Beijing faces the music over cancelled opera
The last-minute cancellation in Beijing of the premiere of an opera about modern China's founding father, Dr Sun Yat-sen, has struck a sour note in arts circles and sparked rumours that the move is politically motivated.
Dr Sun Yat-sen - produced by Opera Hong Kong, which spent four years preparing the piece - was set for its world premiere on September 30 at the Beijing National Centre for the Performing Arts.
But Min Wong, Hong Kong opera's general manager, said it was called off just weeks before its debut. 'We received a notification from the centre early this month that the performance would have to be postponed due to logistical reasons.'
Warren Mok, the troupe's artistic director and the tenor singing the title role, said it was postponed until 'some time next year'.
Several publications, including The Art Journal in London, speculated that the reason for the postponement was political censorship. This view was supported by Karsten Witt music management in Berlin, which represents the opera's composer, Huang Ruo. It said the Western-instrument production was 'cancelled ... due to political reasons'.

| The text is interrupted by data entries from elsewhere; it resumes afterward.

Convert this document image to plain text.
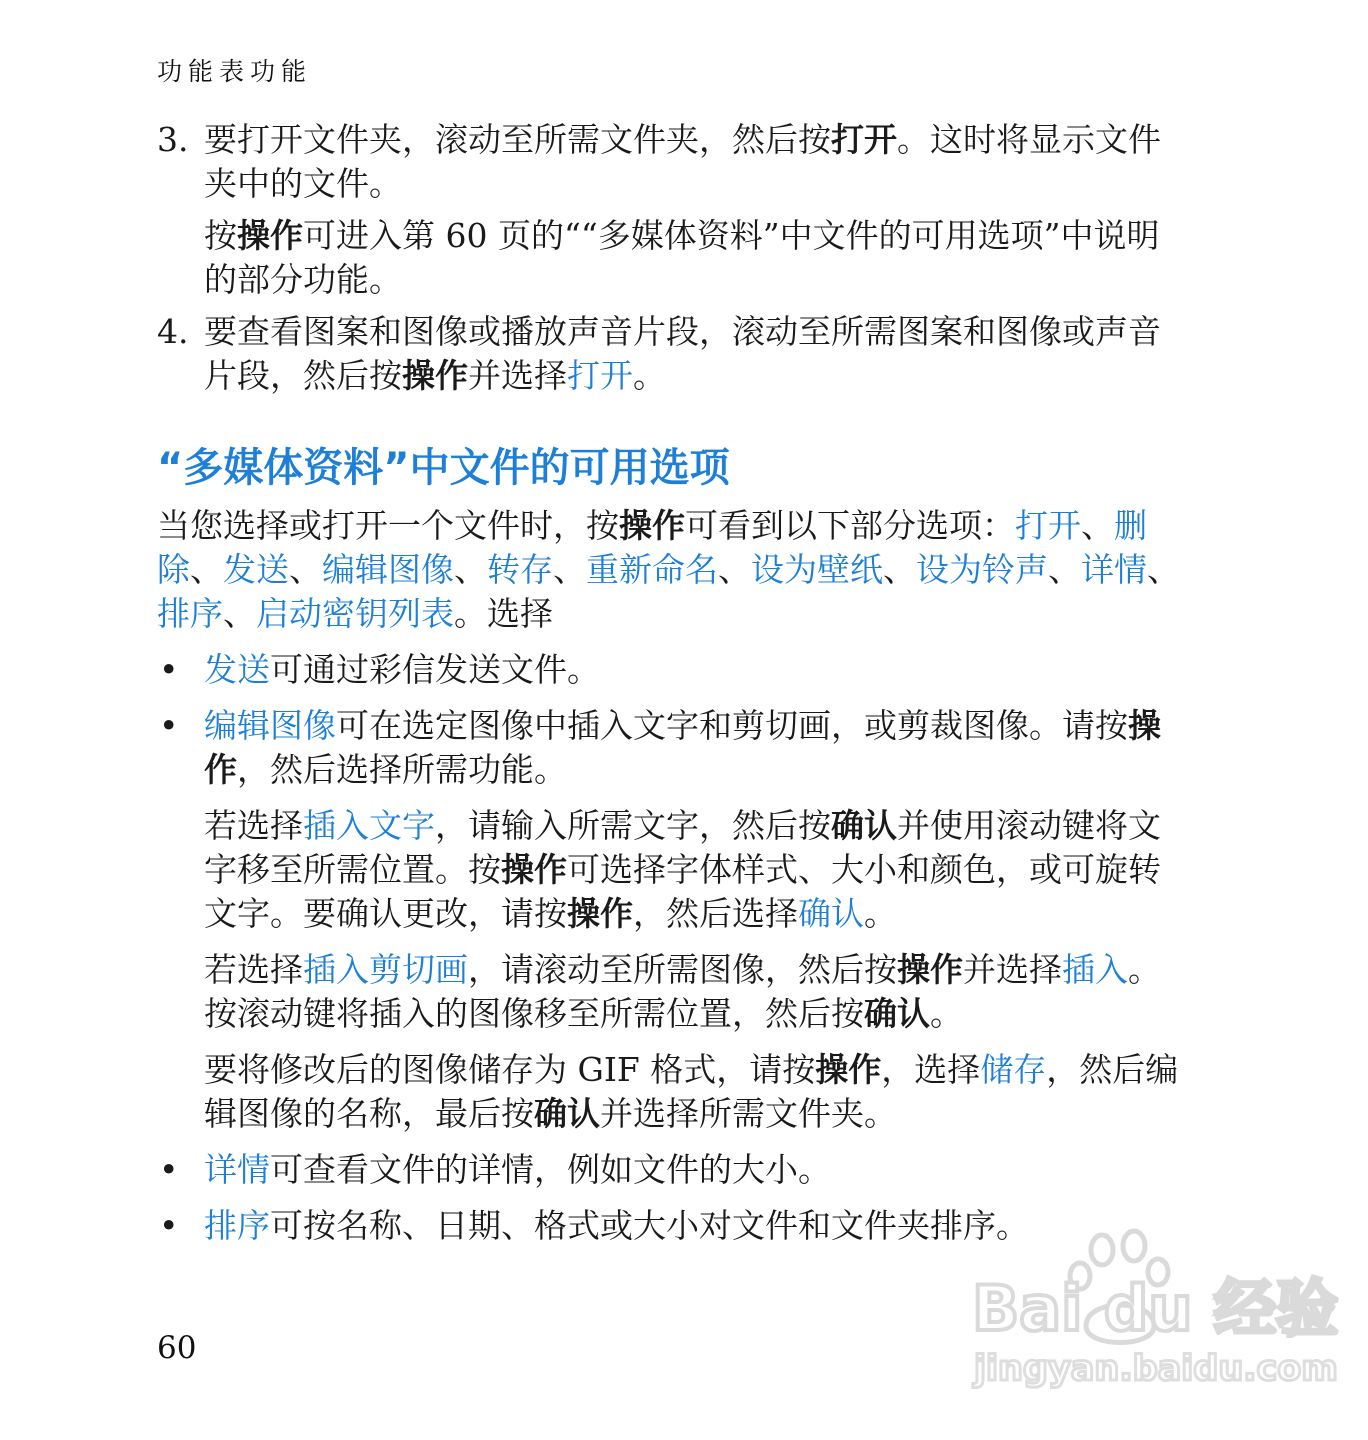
功能表功能

3. 要打开文件夹，滚动至所需文件夹，然后按打开。这时将显示文件夹中的文件。

按操作可进入第 60 页的““多媒体资料”中文件的可用选项”中说明的部分功能。

4. 要查看图案和图像或播放声音片段，滚动至所需图案和图像或声音片段，然后按操作并选择打开。

“多媒体资料”中文件的可用选项

当您选择或打开一个文件时，按操作可看到以下部分选项：打开、删除、发送、编辑图像、转存、重新命名、设为壁纸、设为铃声、详情、排序、启动密钥列表。选择

• 发送可通过彩信发送文件。

• 编辑图像可在选定图像中插入文字和剪切画，或剪裁图像。请按操作，然后选择所需功能。

若选择插入文字，请输入所需文字，然后按确认并使用滚动键将文字移至所需位置。按操作可选择字体样式、大小和颜色，或可旋转文字。要确认更改，请按操作，然后选择确认。

若选择插入剪切画，请滚动至所需图像，然后按操作并选择插入。按滚动键将插入的图像移至所需位置，然后按确认。

要将修改后的图像储存为 GIF 格式，请按操作，选择储存，然后编辑图像的名称，最后按确认并选择所需文件夹。

• 详情可查看文件的详情，例如文件的大小。

• 排序可按名称、日期、格式或大小对文件和文件夹排序。

60
Bai du 经验
jingyan.baidu.com
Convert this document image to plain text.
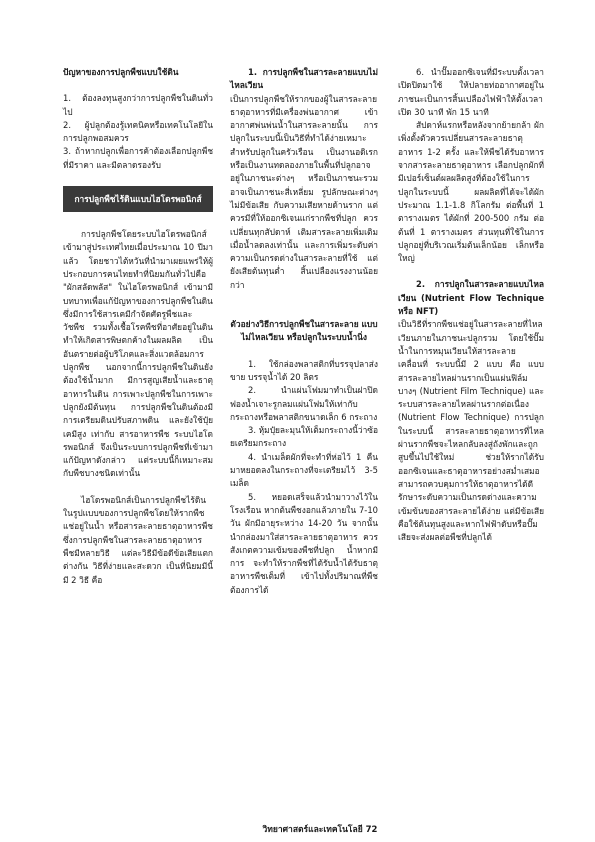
ปัญหาของการปลูกพืชแบบใช้ดิน

1. ต้องลงทุนสูงกว่าการปลูกพืชในดินทั่ว ไป

2. ผู้ปลูกต้องรู้เทคนิคหรือเทคโนโลยีในการปลูกพอสมควร

3. ถ้าหากปลูกเพื่อการค้าต้องเลือกปลูกพืชที่มีราคา และมีตลาดรองรับ

การปลูกพืชไร้ดินแบบไฮโดรพอนิกส์

การปลูกพืชโดยระบบไฮโดรพอนิกส์ เข้ามาสู่ประเทศไทยเมื่อประมาณ 10 ปีมาแล้ว โดยชาวไต้หวันที่นำมาเผยแพร่ให้ผู้ประกอบการคนไทยทำที่นิยมกันทั่วไปคือ "ผักสลัดพลัส" ในไฮโดรพอนิกส์ เข้ามามีบทบาทเพื่อแก้ปัญหาของการปลูกพืชในดิน ซึ่งมีการใช้สารเคมีกำจัดศัตรูพืชและวัชพืช รวมทั้งเชื้อโรคพืชที่อาศัยอยู่ในดิน ทำให้เกิดสารพิษตกค้างในผลผลิต เป็นอันตรายต่อผู้บริโภคและสิ่งแวดล้อมการปลูกพืช นอกจากนี้การปลูกพืชในดินยังต้องใช้น้ำมาก มีการสูญเสียน้ำและธาตุอาหารในดิน การเพาะปลูกพืชในการเพาะปลูกยังมีต้นทุน การปลูกพืชในดินต้องมีการเตรียมดินปรับสภาพดิน และยังใช้ปุ๋ยเคมีสูง เท่ากับ สารอาหารพืช ระบบไฮโดรพอนิกส์ จึงเป็นระบบการปลูกพืชที่เข้ามาแก้ปัญหาดังกล่าว แต่ระบบนี้ก็เหมาะสมกับพืชบางชนิดเท่านั้น

ไฮโดรพอนิกส์เป็นการปลูกพืชไร้ดินในรูปแบบของการปลูกพืชโดยให้รากพืชแช่อยู่ในน้ำ หรือสารละลายธาตุอาหารพืช ซึ่งการปลูกพืชในสารละลายธาตุอาหารพืชมีหลายวิธี แต่ละวิธีมีข้อดีข้อเสียแตกต่างกัน วิธีที่ง่ายและสะดวก เป็นที่นิยมมีนี้มี 2 วิธี คือ

1. การปลูกพืชในสารละลายแบบไม่ไหลเวียน

เป็นการปลูกพืชให้รากของผู้ในสารละลายธาตุอาหารที่มีเครื่องพ่นอากาศ เข้าอากาศพ่นพ่นน้ำในสารละลายนั้น การปลูกในระบบนี้เป็นวิธีที่ทำได้ง่ายเหมาะสำหรับปลูกในครัวเรือน เป็นงานอดิเรก หรือเป็นงานทดลองภายในพื้นที่ปลูกอาจอยู่ในภาชนะต่างๆ หรือเป็นภาชนะรวม อาจเป็นภาชนะสี่เหลี่ยม รูปลักษณะต่างๆ ไม่มีข้อเสีย กับความเสียหายด้านราก แต่ควรมีที่ให้ออกซิเจนแก่รากพืชที่ปลูก ควรเปลี่ยนทุกสัปดาห์ เติมสารละลายเพิ่มเติมเมื่อน้ำลดลงเท่านั้น และการเพิ่มระดับค่าความเป็นกรดด่างในสารละลายที่ใช้ แต่ยังเสียต้นทุนต่ำ สิ้นเปลืองแรงงานน้อยกว่า

ตัวอย่างวิธีการปลูกพืชในสารละลาย แบบไม่ไหลเวียน หรือปลูกในระบบน้ำนิ่ง

1. ใช้กล่องพลาสติกที่บรรจุปลาส่งขาย บรรจุน้ำได้ 20 ลิตร

2. นำแผ่นโฟมมาทำเป็นฝาปิดฟองน้ำเจาะรูกลมแผ่นโฟมให้เท่ากับกระถางหรือพลาสติกขนาดเล็ก 6 กระถาง

3. หุ้มปุ๋ยละมุนให้เต็มกระถางนี้ว่าซ้อยเตรียมกระถาง

4. นำเมล็ดผักที่จะทำที่ห่อไว้ 1 คืน มาหยอดลงในกระถางที่จะเตรียมไว้ 3-5 เมล็ด

5. หยอดเสร็จแล้วนำมาวางไว้ในโรงเรือน หากต้นพืชงอกแล้วภายใน 7-10 วัน ผักมีอายุระหว่าง 14-20 วัน จากนั้นนำกล่องมาใส่สารละลายธาตุอาหาร ควรสังเกตความเข้มของพืชที่ปลูก น้ำหากมีการ จะทำให้รากพืชที่ได้รับน้ำได้รับธาตุอาหารพืชเต็มที่ เข้าไปทั้งปริมาณที่พืชต้องการได้

6. นำปั๊มออกซิเจนที่มีระบบตั้งเวลาเปิดปิดมาใช้ ให้ปลายท่ออากาศอยู่ในภาชนะเป็นการสิ้นเปลืองไฟฟ้าให้ตั้งเวลาเปิด 30 นาที พัก 15 นาที

สัปดาห์แรกหรือหลังจากย้ายกล้า ผักเพิ่งตั้งตัวควรเปลี่ยนสารละลายธาตุอาหาร 1-2 ครั้ง และให้พืชได้รับอาหารจากสารละลายธาตุอาหาร เลือกปลูกผักที่มีเปอร์เซ็นต์ผลผลิตสูงที่ต้องใช้ในการปลูกในระบบนี้ ผลผลิตที่ได้จะได้ผักประมาณ 1.1-1.8 กิโลกรัม ต่อพื้นที่ 1 ตารางเมตร ได้ผักที่ 200-500 กรัม ต่อต้นที่ 1 ตารางเมตร ส่วนทุนที่ใช้ในการปลูกอยู่ที่บริเวณเริ่มต้นเล็กน้อย เล็กหรือใหญ่

2. การปลูกในสารละลายแบบไหลเวียน (Nutrient Flow Technique หรือ NFT)

เป็นวิธีที่รากพืชแช่อยู่ในสารละลายที่ไหลเวียนภายในภาชนะปลูกรวม โดยใช้ปั๊มน้ำในการหมุนเวียนให้สารละลายเคลื่อนที่ ระบบนี้มี 2 แบบ คือ แบบสารละลายไหลผ่านรากเป็นแผ่นฟิล์มบางๆ (Nutrient Film Technique) และระบบสารละลายไหลผ่านรากต่อเนื่อง (Nutrient Flow Technique) การปลูกในระบบนี้ สารละลายธาตุอาหารที่ไหลผ่านรากพืชจะไหลกลับลงสู่ถังพักและถูกสูบขึ้นไปใช้ใหม่ ช่วยให้รากได้รับออกซิเจนและธาตุอาหารอย่างสม่ำเสมอ สามารถควบคุมการให้ธาตุอาหารได้ดี รักษาระดับความเป็นกรดด่างและความเข้มข้นของสารละลายได้ง่าย แต่มีข้อเสียคือใช้ต้นทุนสูงและหากไฟฟ้าดับหรือปั๊มเสียจะส่งผลต่อพืชที่ปลูกได้

วิทยาศาสตร์และเทคโนโลยี 72
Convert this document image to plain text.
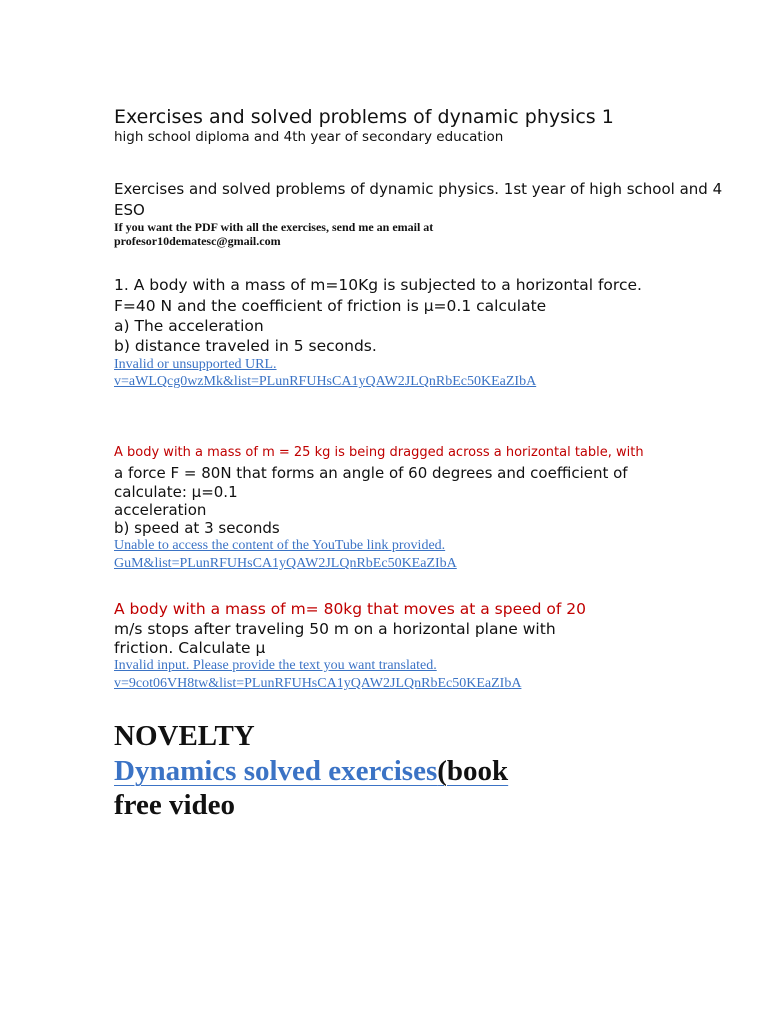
Exercises and solved problems of dynamic physics 1

high school diploma and 4th year of secondary education

Exercises and solved problems of dynamic physics. 1st year of high school and 4

ESO

If you want the PDF with all the exercises, send me an email at

profesor10dematesc@gmail.com

1. A body with a mass of m=10Kg is subjected to a horizontal force.

F=40 N and the coefficient of friction is μ=0.1 calculate

a) The acceleration

b) distance traveled in 5 seconds.

Invalid or unsupported URL.
v=aWLQcg0wzMk&list=PLunRFUHsCA1yQAW2JLQnRbEc50KEaZIbA

A body with a mass of m = 25 kg is being dragged across a horizontal table, with

a force F = 80N that forms an angle of 60 degrees and coefficient of

calculate: μ=0.1

acceleration

b) speed at 3 seconds

Unable to access the content of the YouTube link provided.
GuM&list=PLunRFUHsCA1yQAW2JLQnRbEc50KEaZIbA

A body with a mass of m= 80kg that moves at a speed of 20

m/s stops after traveling 50 m on a horizontal plane with

friction. Calculate μ

Invalid input. Please provide the text you want translated.
v=9cot06VH8tw&list=PLunRFUHsCA1yQAW2JLQnRbEc50KEaZIbA

NOVELTY

Dynamics solved exercises(book

free video
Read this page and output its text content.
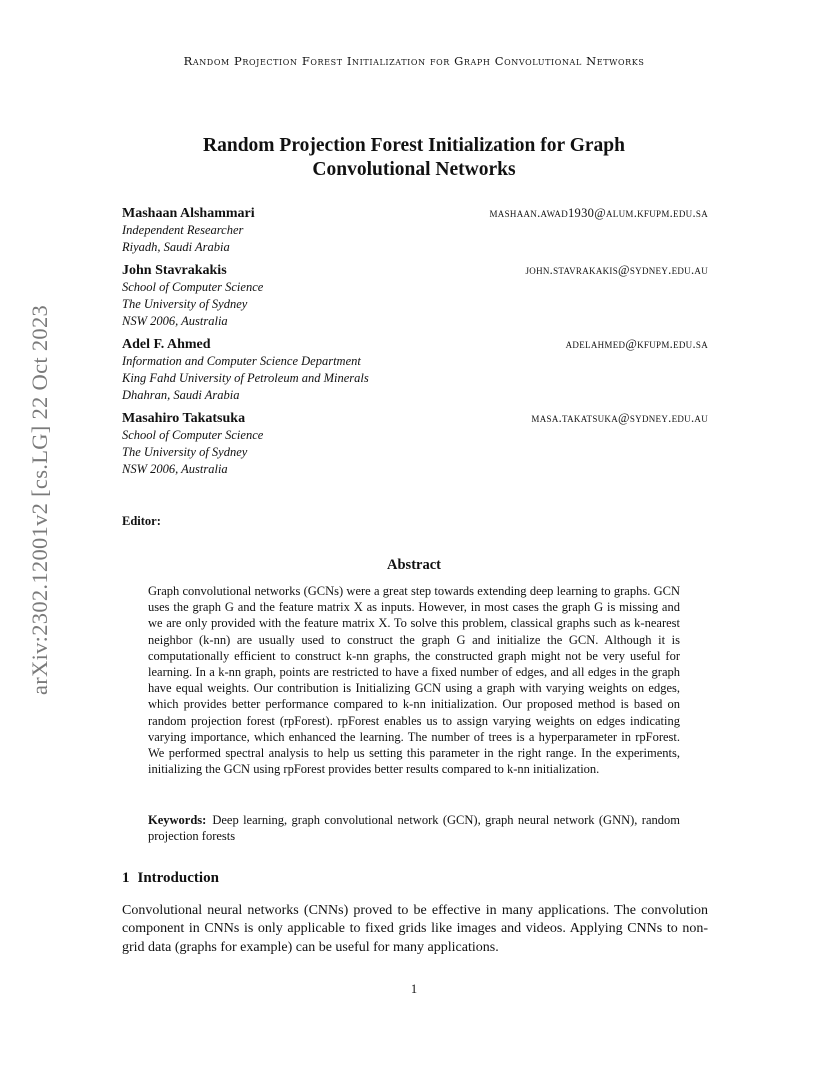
Random Projection Forest Initialization for Graph Convolutional Networks
arXiv:2302.12001v2 [cs.LG] 22 Oct 2023
Random Projection Forest Initialization for Graph
Convolutional Networks
Mashaan Alshammari	mashaan.awad1930@alum.kfupm.edu.sa
Independent Researcher
Riyadh, Saudi Arabia
John Stavrakakis	john.stavrakakis@sydney.edu.au
School of Computer Science
The University of Sydney
NSW 2006, Australia
Adel F. Ahmed	adelahmed@kfupm.edu.sa
Information and Computer Science Department
King Fahd University of Petroleum and Minerals
Dhahran, Saudi Arabia
Masahiro Takatsuka	masa.takatsuka@sydney.edu.au
School of Computer Science
The University of Sydney
NSW 2006, Australia
Editor:
Abstract
Graph convolutional networks (GCNs) were a great step towards extending deep learning to graphs. GCN uses the graph G and the feature matrix X as inputs. However, in most cases the graph G is missing and we are only provided with the feature matrix X. To solve this problem, classical graphs such as k-nearest neighbor (k-nn) are usually used to construct the graph G and initialize the GCN. Although it is computationally efficient to construct k-nn graphs, the constructed graph might not be very useful for learning. In a k-nn graph, points are restricted to have a fixed number of edges, and all edges in the graph have equal weights. Our contribution is Initializing GCN using a graph with varying weights on edges, which provides better performance compared to k-nn initialization. Our proposed method is based on random projection forest (rpForest). rpForest enables us to assign varying weights on edges indicating varying importance, which enhanced the learning. The number of trees is a hyperparameter in rpForest. We performed spectral analysis to help us setting this parameter in the right range. In the experiments, initializing the GCN using rpForest provides better results compared to k-nn initialization.
Keywords: Deep learning, graph convolutional network (GCN), graph neural network (GNN), random projection forests
1 Introduction
Convolutional neural networks (CNNs) proved to be effective in many applications. The convolution component in CNNs is only applicable to fixed grids like images and videos. Applying CNNs to non-grid data (graphs for example) can be useful for many applications.
1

Music critic Norman Lebrecht said: 'One senior official decided there and then that the music was 'too modern' for senior [Communist] Party cadres, who were due to attend the opera, which marks the centenary of the Chinese Republic.'
Wong dismissed this allegation, saying they had to delay the show because the premiere fell around the National Day holiday. 'This opera is more about Sun Yat-sen's love story than revolution, and the music is lovely. So the content should be problem-free,' she said, adding the delay would cause losses.
The opera will now be premiered in Hong Kong on October 13.
A Leisure and Cultural Services Department spokesman said it was notified 10 days ago, but refused to comment on the reason.